Plant essential nutrients are the life line to all growing things. A soil test is a baseline to understand how well we are preparing our plants to have access to those plant essential nutrients. It’s important to understand this because our plant health is only as good as the nutrients it has access to. Soil testing ensures that we are maintaining nutrients at the right levels and proportions for ample growth and health. Here are some steps to take when embarking on your plant health journey.
- Identify a credible lab partner. As mentioned before, plant health is only as good as it’s access to essential ingredients. Soil testing results are only as good as the credibility of a trusted lab partner. It’s important to identify your lab partner before conducting your tests because some labs will have specific directions for you to follow. Whether you choose to work with your local university or a third party source, be sure they provide the information and recommendations you’re looking for before moving forward. For example, some lab partners may only return numbers and levels for you to decipher yourself while others will provide specific directions for you to take to ensure healthy plant growth.
- Select your sample. If you’re looking for an overview of your entire field’s health there are many techniques you can implement for selecting samples. For example, the grid technique has you collect samples across the entire field in a zig-zag pattern so that the entire field is represented in the sample sent to the lab. If you have a specific problem area that you’re looking to improve, be sure to select multiple samples for just that specific trouble area.
- Use proper equipment. In order to reduce disruption and collect accurate samples, it’s highly recommended to use the best equipment for soil testing. Segars recommends utilizing a soil probe when conducting your test and going down to the root level. You should be met with 4-6 inches of soil that can be used as a sample. Remove the vegetation from the sample before mixing the samples. Collect anywhere from 10-15 for an accurate representation of your field.
- Reading the results. Formulate a plan for fertilizing and creating a fertility program based on the results you receive from the lab after sending in samples. The results will include the ratios of nitrogen, phosphorus and potassium in your soil and determine which levels are critical or stable. If your lab partner provides you with specific fertilizer recommendations or next steps, be sure to ask questions or provide more background if you’re still unsure how to proceed. For example, nitrogen rate recommendations should factor in your ability to perform regular maintenance on the field. So, if it’s recommended to apply nitrogen to your field, be sure you can mow frequently and keep a close eye on the progress, otherwise work with the lab to create an alternate plan for your field’s fertility program.
- Lastly, conduct yearly. Segars recommends that facility and field managers conduct soil tests on a yearly basis and preferably in the spring. If renovations or major weather changes are impacting your field, conduct tests throughout the season to better understand what essential nutrients your plants are begging for.

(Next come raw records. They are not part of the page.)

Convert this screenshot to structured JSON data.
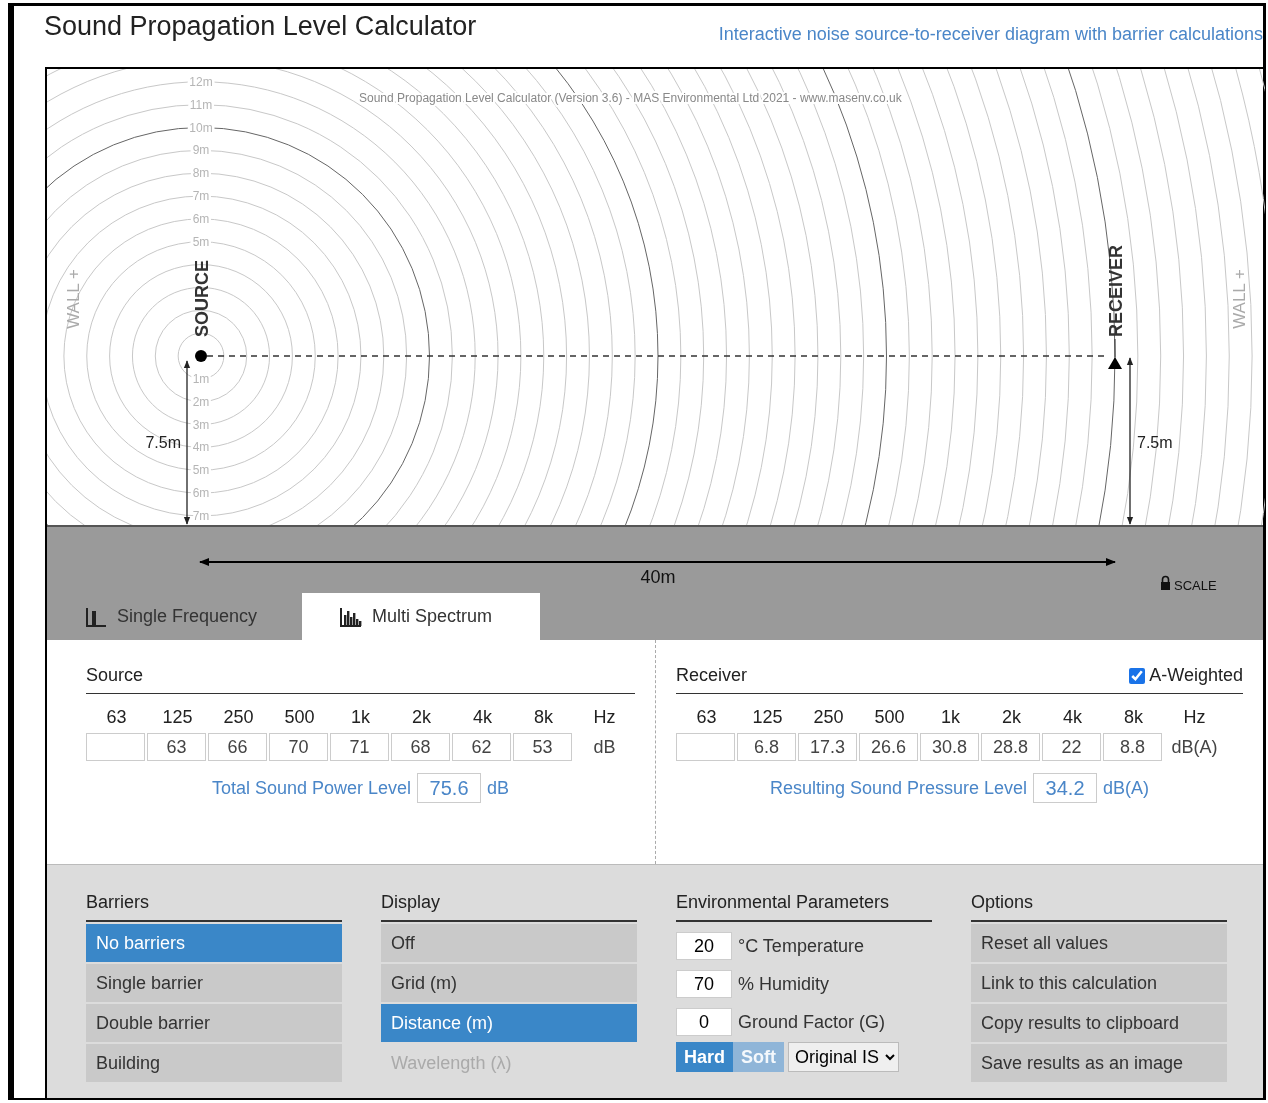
{
  "header": {
    "title": "Sound Propagation Level Calculator",
    "subtitle": "Interactive noise source-to-receiver diagram with barrier calculations"
  },
  "diagram": {
    "credit": "Sound Propagation Level Calculator (Version 3.6) - MAS Environmental Ltd 2021 - www.masenv.co.uk",
    "upper_ticks": [
      "12m",
      "11m",
      "10m",
      "9m",
      "8m",
      "7m",
      "6m",
      "5m"
    ],
    "lower_ticks": [
      "1m",
      "2m",
      "3m",
      "4m",
      "5m",
      "6m",
      "7m"
    ],
    "left_wall": "WALL +",
    "right_wall": "WALL +",
    "source_label": "SOURCE",
    "receiver_label": "RECEIVER",
    "source_height": "7.5m",
    "receiver_height": "7.5m",
    "distance": "40m",
    "scale_label": "SCALE"
  },
  "tabs": [
    {
      "label": "Single Frequency",
      "kind": "single",
      "selected": false
    },
    {
      "label": "Multi Spectrum",
      "kind": "multi",
      "selected": true
    }
  ],
  "source": {
    "title": "Source",
    "bands": [
      "63",
      "125",
      "250",
      "500",
      "1k",
      "2k",
      "4k",
      "8k"
    ],
    "band_unit": "Hz",
    "leading_blank": true,
    "levels": [
      "63",
      "66",
      "70",
      "71",
      "68",
      "62",
      "53"
    ],
    "level_unit": "dB",
    "total": {
      "label": "Total Sound Power Level",
      "value": "75.6",
      "unit": "dB"
    }
  },
  "receiver": {
    "title": "Receiver",
    "a_weighted": {
      "label": "A-Weighted",
      "checked": true
    },
    "bands": [
      "63",
      "125",
      "250",
      "500",
      "1k",
      "2k",
      "4k",
      "8k"
    ],
    "band_unit": "Hz",
    "leading_blank": true,
    "levels": [
      "6.8",
      "17.3",
      "26.6",
      "30.8",
      "28.8",
      "22",
      "8.8"
    ],
    "level_unit": "dB(A)",
    "total": {
      "label": "Resulting Sound Pressure Level",
      "value": "34.2",
      "unit": "dB(A)"
    }
  },
  "barriers": {
    "title": "Barriers",
    "items": [
      {
        "label": "No barriers",
        "selected": true
      },
      {
        "label": "Single barrier",
        "selected": false
      },
      {
        "label": "Double barrier",
        "selected": false
      },
      {
        "label": "Building",
        "selected": false
      }
    ]
  },
  "display": {
    "title": "Display",
    "items": [
      {
        "label": "Off",
        "selected": false,
        "disabled": false
      },
      {
        "label": "Grid (m)",
        "selected": false,
        "disabled": false
      },
      {
        "label": "Distance (m)",
        "selected": true,
        "disabled": false
      },
      {
        "label": "Wavelength (λ)",
        "selected": false,
        "disabled": true
      }
    ]
  },
  "environment": {
    "title": "Environmental Parameters",
    "fields": [
      {
        "value": "20",
        "label": "°C Temperature"
      },
      {
        "value": "70",
        "label": "% Humidity"
      },
      {
        "value": "0",
        "label": "Ground Factor (G)"
      }
    ],
    "ground_type": [
      {
        "label": "Hard",
        "selected": true
      },
      {
        "label": "Soft",
        "selected": false
      }
    ],
    "method": {
      "value": "Original IS"
    }
  },
  "options": {
    "title": "Options",
    "buttons": [
      "Reset all values",
      "Link to this calculation",
      "Copy results to clipboard",
      "Save results as an image"
    ]
  }
}
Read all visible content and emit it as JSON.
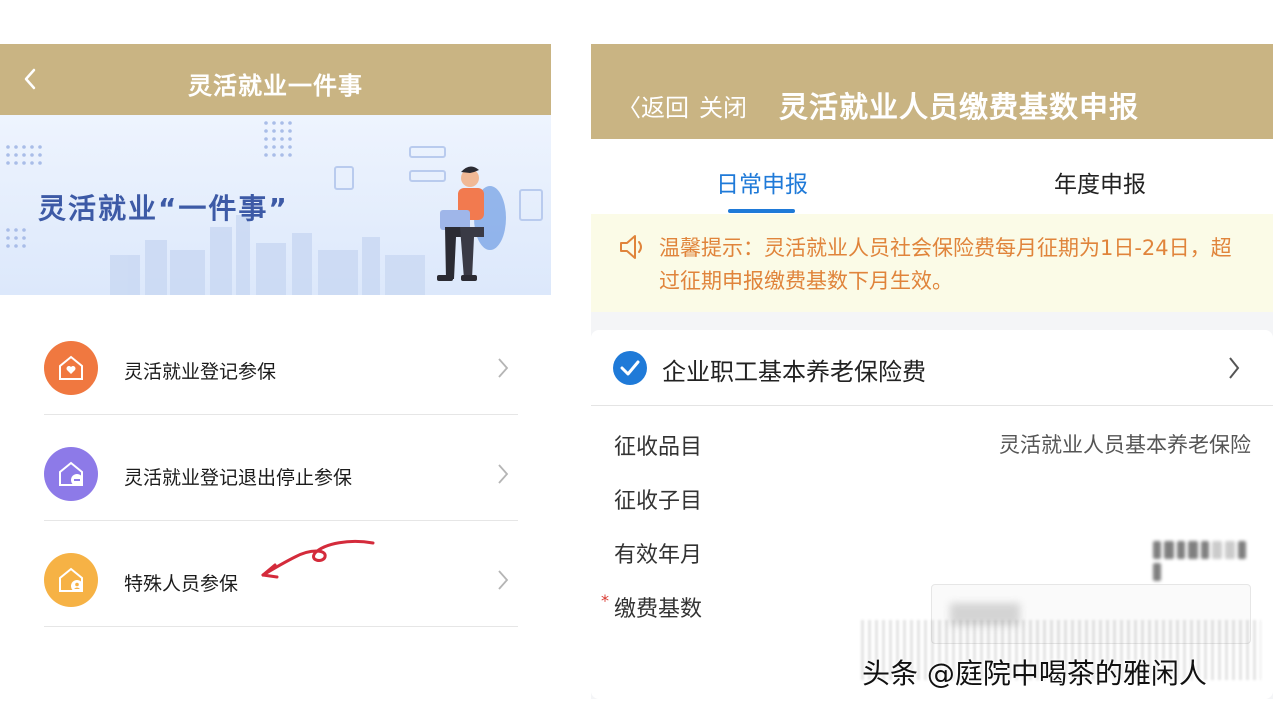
{
  "left": {
    "header": {
      "title": "灵活就业一件事"
    },
    "banner": {
      "text": "灵活就业“一件事”"
    },
    "menu": [
      {
        "label": "灵活就业登记参保",
        "icon_color": "#f07840"
      },
      {
        "label": "灵活就业登记退出停止参保",
        "icon_color": "#8d7ae8"
      },
      {
        "label": "特殊人员参保",
        "icon_color": "#f6b245"
      }
    ]
  },
  "right": {
    "header": {
      "back": "〈返回",
      "close": "关闭",
      "title": "灵活就业人员缴费基数申报"
    },
    "tabs": [
      {
        "label": "日常申报",
        "active": true
      },
      {
        "label": "年度申报",
        "active": false
      }
    ],
    "notice": {
      "text": "温馨提示：灵活就业人员社会保险费每月征期为1日-24日，超过征期申报缴费基数下月生效。"
    },
    "card": {
      "title": "企业职工基本养老保险费",
      "rows": [
        {
          "label": "征收品目",
          "value": "灵活就业人员基本养老保险"
        },
        {
          "label": "征收子目",
          "value": ""
        },
        {
          "label": "有效年月",
          "value": ""
        },
        {
          "label": "缴费基数",
          "value": "",
          "required": true
        }
      ]
    }
  },
  "watermark": "头条 @庭院中喝茶的雅闲人",
  "colors": {
    "header_gold": "#c9b483",
    "accent_blue": "#1f7ad8",
    "notice_orange": "#e0843b"
  }
}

Segars also touched on best practices for field managers to consider if they missed applications and are looking to catch up this spring. What questions should you be asking if you missed applications? What were you able to accomplish before? What shape was your field in before soil testing and implementing a fertility program? Were you able to make any applications, one, two or three this season?

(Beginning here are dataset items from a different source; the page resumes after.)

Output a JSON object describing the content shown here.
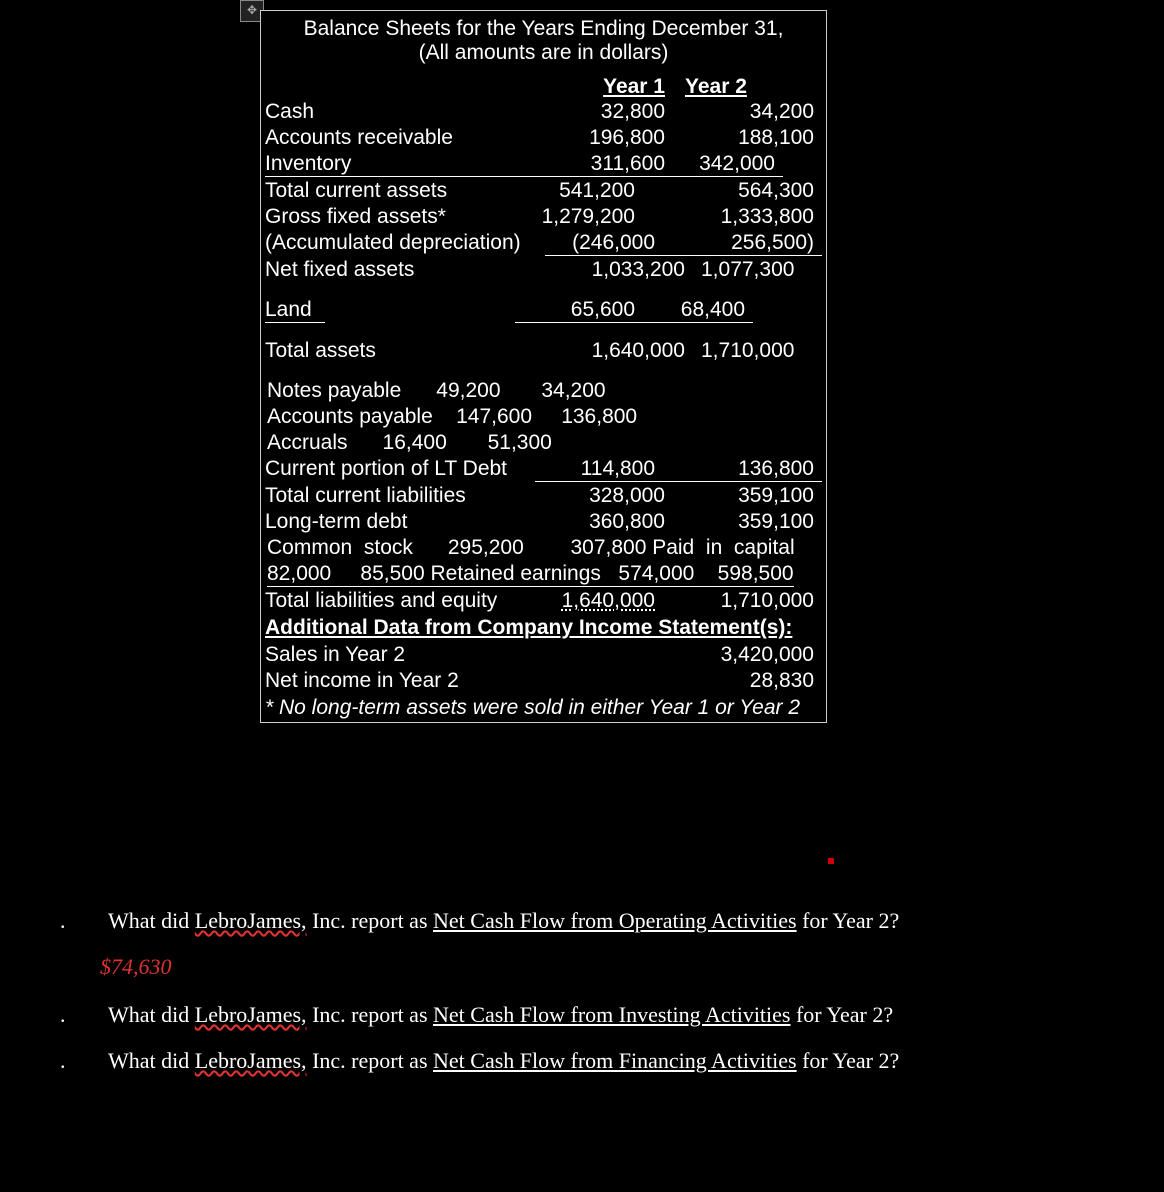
{
  "chart_data": {
    "type": "table",
    "title": "Balance Sheets for the Years Ending December 31, (All amounts are in dollars)",
    "columns": [
      "Item",
      "Year 1",
      "Year 2"
    ],
    "rows": [
      [
        "Cash",
        32800,
        34200
      ],
      [
        "Accounts receivable",
        196800,
        188100
      ],
      [
        "Inventory",
        311600,
        342000
      ],
      [
        "Total current assets",
        541200,
        564300
      ],
      [
        "Gross fixed assets*",
        1279200,
        1333800
      ],
      [
        "(Accumulated depreciation)",
        246000,
        256500
      ],
      [
        "Net fixed assets",
        1033200,
        1077300
      ],
      [
        "Land",
        65600,
        68400
      ],
      [
        "Total assets",
        1640000,
        1710000
      ],
      [
        "Notes payable",
        49200,
        34200
      ],
      [
        "Accounts payable",
        147600,
        136800
      ],
      [
        "Accruals",
        16400,
        51300
      ],
      [
        "Current portion of LT Debt",
        114800,
        136800
      ],
      [
        "Total current liabilities",
        328000,
        359100
      ],
      [
        "Long-term debt",
        360800,
        359100
      ],
      [
        "Common stock",
        295200,
        307800
      ],
      [
        "Paid in capital",
        82000,
        85500
      ],
      [
        "Retained earnings",
        574000,
        598500
      ],
      [
        "Total liabilities and equity",
        1640000,
        1710000
      ]
    ],
    "additional": {
      "Sales in Year 2": 3420000,
      "Net income in Year 2": 28830
    },
    "footnote": "* No long-term assets were sold in either Year 1 or Year 2"
  },
  "title1": "Balance Sheets for the Years Ending December 31,",
  "title2": "(All amounts are in dollars)",
  "hdr_y1": "Year 1",
  "hdr_y2": "Year 2",
  "rows": {
    "cash": {
      "label": "Cash",
      "y1": "32,800",
      "y2": "34,200"
    },
    "ar": {
      "label": "Accounts receivable",
      "y1": "196,800",
      "y2": "188,100"
    },
    "inv": {
      "label": "Inventory",
      "y1": "311,600",
      "y2": "342,000"
    },
    "tca": {
      "label": "Total current assets",
      "y1": "541,200",
      "y2": "564,300"
    },
    "gfa": {
      "label": "Gross fixed assets*",
      "y1": "1,279,200",
      "y2": "1,333,800"
    },
    "ad": {
      "label": "(Accumulated depreciation)",
      "y1": "(246,000",
      "y2": "256,500)"
    },
    "nfa": {
      "label": "Net fixed assets",
      "y1": "1,033,200",
      "y2": "1,077,300"
    },
    "land": {
      "label": "Land",
      "y1": "65,600",
      "y2": "68,400"
    },
    "ta": {
      "label": "Total assets",
      "y1": "1,640,000",
      "y2": "1,710,000"
    },
    "np_free": "Notes payable      49,200       34,200",
    "ap_free": "Accounts payable    147,600     136,800",
    "acc_free": "Accruals      16,400       51,300",
    "cplt": {
      "label": "Current portion of LT Debt",
      "y1": "114,800",
      "y2": "136,800"
    },
    "tcl": {
      "label": "  Total current liabilities",
      "y1": "328,000",
      "y2": "359,100"
    },
    "ltd": {
      "label": "Long-term debt",
      "y1": "360,800",
      "y2": "359,100"
    },
    "cs_free": "Common  stock      295,200        307,800 Paid  in  capital",
    "re_free": "82,000     85,500 Retained earnings   574,000    598,500",
    "tle": {
      "label": "  Total liabilities and equity",
      "y1": "1,640,000",
      "y2": "1,710,000"
    }
  },
  "add_title": "Additional Data from Company Income Statement(s):",
  "add_sales": {
    "label": "Sales in Year 2",
    "val": "3,420,000"
  },
  "add_ni": {
    "label": "Net income in Year 2",
    "val": "28,830"
  },
  "footnote": "* No long-term assets were sold in either Year 1 or Year 2",
  "questions": {
    "prefix": "What did ",
    "company": "LebroJames,",
    "mid": " Inc. report as ",
    "q1_key": "Net Cash Flow from Operating Activities",
    "q2_key": "Net Cash Flow from Investing Activities",
    "q3_key": "Net Cash Flow from Financing Activities",
    "suffix": " for Year 2?",
    "ans1": "$74,630"
  },
  "move_glyph": "✥"
}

When you do have the opportunity to tackle this project mid-season, give your field time to recover before heavy stress is reintroduced. Be sure to be communicating this time allotment to your community and bosses. Segars recommends first implementing a mowing practice. This will get mowing heights back to playable and safe conditions. But, keep in mind that this cultural practice causes stress, so you must be patient with your field as it looks to recover. Secondly, don’t overdo it. If you have missed an application, don’t try and make up for that in a condensed time frame. Throwing a ton of nitrogen down won’t benefit your field or the environment. So be calculated in what fertility steps you take once you get back to the field.